Con piglio del cantastorie pari al rigore scientifico, in una versione pop e sudista, Veneziani ce ne racconta miseria e nobiltà in un romanzo popolare, l’opposto del linguaggio ampolloso figlio del tempo ma francamente indigesto del suo genio incompreso. Lo segue nella Napoli seconda città europea del tempo, fra Pulcinella, il lotto e la tombola, la fondazione del teatro San Carlo, i femminielli e le vaiasse, i presepi, le leggende e gli scazzamurielli. A Vico dei miracoli si sono ispirate tutte le grandi culture nazionali (liberali, socialcomuniste, nazionalfasciste, cattoliche) del Novecento in chiave anti-totalitaria. E per quanto riguarda l’Italia, Vico «è il crocevia del pensiero che parte dalle radici profonde della cultura mediterranea, greca e latina e cristiana».
Ma ancora. Vico, continua Veneziani, «intuisce le origini favolose e poetiche dell’umanità, intreccia ragione e filosofia, tradizione e modernità, visione cristiana e visione classica – ciclica e pagana – della storia». E così «disegna una teologia civile, risale alle fonti della religione e infine ritrova nelle vicende umane, storiche e mondane» una mente superiore e benevola che ci guida, una Provvidenza protagonista della Scienza Nuova, la sua opera fondamentale. Quella Provvidenza che non fu clemente con lui.

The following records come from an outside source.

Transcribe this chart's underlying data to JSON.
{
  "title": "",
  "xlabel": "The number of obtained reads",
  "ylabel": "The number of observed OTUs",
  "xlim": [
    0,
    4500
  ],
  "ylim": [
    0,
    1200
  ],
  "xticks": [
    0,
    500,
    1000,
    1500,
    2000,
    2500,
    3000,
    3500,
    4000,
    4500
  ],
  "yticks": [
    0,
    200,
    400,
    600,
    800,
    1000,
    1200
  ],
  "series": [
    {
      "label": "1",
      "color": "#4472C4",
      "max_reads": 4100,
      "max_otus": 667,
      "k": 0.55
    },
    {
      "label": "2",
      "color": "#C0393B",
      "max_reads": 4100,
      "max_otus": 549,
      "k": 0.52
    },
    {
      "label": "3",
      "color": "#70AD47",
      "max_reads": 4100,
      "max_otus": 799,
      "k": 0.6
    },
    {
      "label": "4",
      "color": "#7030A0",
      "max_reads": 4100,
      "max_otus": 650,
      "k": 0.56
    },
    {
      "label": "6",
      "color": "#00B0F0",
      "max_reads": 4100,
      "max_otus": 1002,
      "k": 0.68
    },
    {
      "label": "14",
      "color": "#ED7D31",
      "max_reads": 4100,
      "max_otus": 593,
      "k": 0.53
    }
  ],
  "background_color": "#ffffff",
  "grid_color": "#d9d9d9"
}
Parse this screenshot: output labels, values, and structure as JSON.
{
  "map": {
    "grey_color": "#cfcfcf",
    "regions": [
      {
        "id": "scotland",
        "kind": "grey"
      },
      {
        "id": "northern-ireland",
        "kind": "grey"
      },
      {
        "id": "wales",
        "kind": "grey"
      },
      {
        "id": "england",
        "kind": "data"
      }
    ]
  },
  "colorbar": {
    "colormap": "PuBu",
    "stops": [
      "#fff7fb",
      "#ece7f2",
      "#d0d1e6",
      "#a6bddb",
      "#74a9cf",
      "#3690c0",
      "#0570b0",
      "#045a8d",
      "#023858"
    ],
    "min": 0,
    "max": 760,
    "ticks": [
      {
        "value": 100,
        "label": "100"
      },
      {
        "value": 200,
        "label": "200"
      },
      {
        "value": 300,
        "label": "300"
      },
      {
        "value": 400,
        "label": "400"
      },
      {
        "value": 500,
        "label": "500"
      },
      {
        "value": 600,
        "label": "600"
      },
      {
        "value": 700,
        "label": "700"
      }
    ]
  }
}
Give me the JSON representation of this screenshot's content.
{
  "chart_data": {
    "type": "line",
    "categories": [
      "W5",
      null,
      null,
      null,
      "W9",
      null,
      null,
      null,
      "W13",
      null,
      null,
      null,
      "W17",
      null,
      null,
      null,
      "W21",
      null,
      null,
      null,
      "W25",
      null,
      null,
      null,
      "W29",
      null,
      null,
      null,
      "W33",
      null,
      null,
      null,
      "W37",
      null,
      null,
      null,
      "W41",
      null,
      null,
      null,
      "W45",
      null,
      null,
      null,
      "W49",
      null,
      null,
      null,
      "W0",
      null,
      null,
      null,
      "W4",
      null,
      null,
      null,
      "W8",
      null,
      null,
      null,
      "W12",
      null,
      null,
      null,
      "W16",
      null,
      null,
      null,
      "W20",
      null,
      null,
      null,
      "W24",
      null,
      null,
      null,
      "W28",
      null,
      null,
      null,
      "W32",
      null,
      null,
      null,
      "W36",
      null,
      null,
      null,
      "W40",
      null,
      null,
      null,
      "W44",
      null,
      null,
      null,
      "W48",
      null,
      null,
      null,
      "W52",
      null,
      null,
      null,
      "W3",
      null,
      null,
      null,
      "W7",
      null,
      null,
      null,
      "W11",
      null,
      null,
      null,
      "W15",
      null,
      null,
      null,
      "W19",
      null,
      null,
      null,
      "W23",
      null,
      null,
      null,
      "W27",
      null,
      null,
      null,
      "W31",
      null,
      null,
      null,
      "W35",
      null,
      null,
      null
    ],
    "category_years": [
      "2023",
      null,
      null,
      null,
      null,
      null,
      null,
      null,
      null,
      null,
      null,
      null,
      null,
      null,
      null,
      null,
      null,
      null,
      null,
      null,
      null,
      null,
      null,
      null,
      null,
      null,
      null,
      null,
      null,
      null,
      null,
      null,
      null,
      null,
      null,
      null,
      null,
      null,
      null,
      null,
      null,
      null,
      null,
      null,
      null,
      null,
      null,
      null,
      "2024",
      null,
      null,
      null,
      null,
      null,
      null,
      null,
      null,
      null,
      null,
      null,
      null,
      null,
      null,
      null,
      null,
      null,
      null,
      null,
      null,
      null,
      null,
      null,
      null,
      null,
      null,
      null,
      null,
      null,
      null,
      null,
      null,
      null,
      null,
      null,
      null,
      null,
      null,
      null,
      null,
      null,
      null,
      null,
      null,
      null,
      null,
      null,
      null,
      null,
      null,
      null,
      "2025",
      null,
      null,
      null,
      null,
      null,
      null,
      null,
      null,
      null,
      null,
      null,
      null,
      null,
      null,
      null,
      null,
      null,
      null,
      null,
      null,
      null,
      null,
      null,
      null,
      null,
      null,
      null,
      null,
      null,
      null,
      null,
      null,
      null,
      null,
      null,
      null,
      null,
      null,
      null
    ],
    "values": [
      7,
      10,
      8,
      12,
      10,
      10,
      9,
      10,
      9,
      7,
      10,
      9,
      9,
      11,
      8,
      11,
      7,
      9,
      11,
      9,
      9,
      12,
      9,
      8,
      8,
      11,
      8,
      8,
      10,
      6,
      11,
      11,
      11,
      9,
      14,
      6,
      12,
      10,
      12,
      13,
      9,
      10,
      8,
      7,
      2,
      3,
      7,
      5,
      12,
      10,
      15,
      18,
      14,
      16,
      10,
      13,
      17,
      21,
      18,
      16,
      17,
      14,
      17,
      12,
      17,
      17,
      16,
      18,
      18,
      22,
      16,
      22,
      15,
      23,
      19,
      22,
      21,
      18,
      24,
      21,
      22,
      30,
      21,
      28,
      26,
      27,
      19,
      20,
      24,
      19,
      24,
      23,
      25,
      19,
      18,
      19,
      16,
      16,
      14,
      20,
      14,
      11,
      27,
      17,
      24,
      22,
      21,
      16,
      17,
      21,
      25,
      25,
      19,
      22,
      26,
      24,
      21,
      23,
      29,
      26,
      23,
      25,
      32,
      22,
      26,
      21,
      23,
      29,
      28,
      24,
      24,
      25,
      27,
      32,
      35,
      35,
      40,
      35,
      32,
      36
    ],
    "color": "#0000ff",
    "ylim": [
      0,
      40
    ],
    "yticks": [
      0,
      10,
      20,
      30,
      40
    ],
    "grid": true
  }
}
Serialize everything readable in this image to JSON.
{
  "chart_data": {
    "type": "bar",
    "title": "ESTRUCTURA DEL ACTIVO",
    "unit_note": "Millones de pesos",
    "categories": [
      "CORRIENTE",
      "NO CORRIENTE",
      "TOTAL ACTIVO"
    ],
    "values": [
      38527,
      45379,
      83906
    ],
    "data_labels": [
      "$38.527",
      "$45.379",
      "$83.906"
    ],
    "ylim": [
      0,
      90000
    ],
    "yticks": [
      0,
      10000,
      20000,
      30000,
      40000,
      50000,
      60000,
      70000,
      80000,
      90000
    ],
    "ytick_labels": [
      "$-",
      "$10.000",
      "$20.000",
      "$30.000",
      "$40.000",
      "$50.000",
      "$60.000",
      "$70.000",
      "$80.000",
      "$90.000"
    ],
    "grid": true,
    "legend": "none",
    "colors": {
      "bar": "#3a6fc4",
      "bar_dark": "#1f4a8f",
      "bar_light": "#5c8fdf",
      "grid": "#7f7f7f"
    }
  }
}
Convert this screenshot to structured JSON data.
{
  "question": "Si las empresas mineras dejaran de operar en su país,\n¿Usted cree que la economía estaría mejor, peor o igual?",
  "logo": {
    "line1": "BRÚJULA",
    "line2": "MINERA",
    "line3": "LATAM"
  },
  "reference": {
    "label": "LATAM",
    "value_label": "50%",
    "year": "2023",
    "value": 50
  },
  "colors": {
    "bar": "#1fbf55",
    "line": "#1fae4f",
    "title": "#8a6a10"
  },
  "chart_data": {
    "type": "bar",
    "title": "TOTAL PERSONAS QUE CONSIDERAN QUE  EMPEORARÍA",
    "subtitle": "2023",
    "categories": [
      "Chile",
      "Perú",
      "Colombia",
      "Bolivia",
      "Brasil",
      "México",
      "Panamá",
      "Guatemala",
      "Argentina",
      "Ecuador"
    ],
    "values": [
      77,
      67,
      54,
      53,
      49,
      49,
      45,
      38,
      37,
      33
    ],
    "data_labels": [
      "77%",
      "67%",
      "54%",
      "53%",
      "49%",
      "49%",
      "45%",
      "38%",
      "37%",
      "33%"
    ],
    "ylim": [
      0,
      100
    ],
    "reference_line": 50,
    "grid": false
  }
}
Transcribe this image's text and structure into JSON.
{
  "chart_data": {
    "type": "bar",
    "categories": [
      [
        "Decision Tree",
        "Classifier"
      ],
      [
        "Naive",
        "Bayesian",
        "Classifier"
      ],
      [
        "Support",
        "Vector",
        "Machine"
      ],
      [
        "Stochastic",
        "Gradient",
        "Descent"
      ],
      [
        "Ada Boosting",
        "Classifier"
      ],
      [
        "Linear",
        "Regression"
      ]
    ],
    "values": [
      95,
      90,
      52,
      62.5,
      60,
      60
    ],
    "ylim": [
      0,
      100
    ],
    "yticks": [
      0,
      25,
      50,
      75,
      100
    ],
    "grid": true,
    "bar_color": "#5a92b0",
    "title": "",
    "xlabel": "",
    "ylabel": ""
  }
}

E che lo contrappose alla successiva ondata cartesiana e illuministica (napoletana per giunta) con l’azzardo di una religione cattolica che «produce il vantaggio alla nostra Italia di non invidiare l’Olanda, l’Inghilterra e la Germania protestante». E Francia compresa.
Allora diteci, sembra dire Veneziani, se non è attualità questa. E diteci se non gli abbiano fatto soffrire il suo «politicamente scorretto», addirittura l’antichità classica meglio del razionalismo per la vita quotidiana. Diteci perché sia invece studiato in tutto il mondo. La sua scienza globale che registra e spiega i cicli storici attraverso i quali le società sorgono e cadono. Magari meglio di una intelligenza artificiale ci potrebbe dire che ne sarà del nostro Occidente mortificato e impaurito. Magari ci insegna a rivalutare il nostro Sud avendo egli intuito (anche questo) «la via mediterranea alla modernità», altro che solo velocità e produttivismo. Fu suo, in fondo, il concetto dell’«eterogenesi dei fini»: le conseguenze storiche rovesciano le intenzioni originarie. Vico ebbe fama solo quando per lui («agitato e afflitto») stava calando la notte. Ma il suo pensiero non tramonta: «vita oscura di un luminoso pensatore», conclude Veneziani. E benedetto sia averla rischiarata forse nel momento giusto per tutti.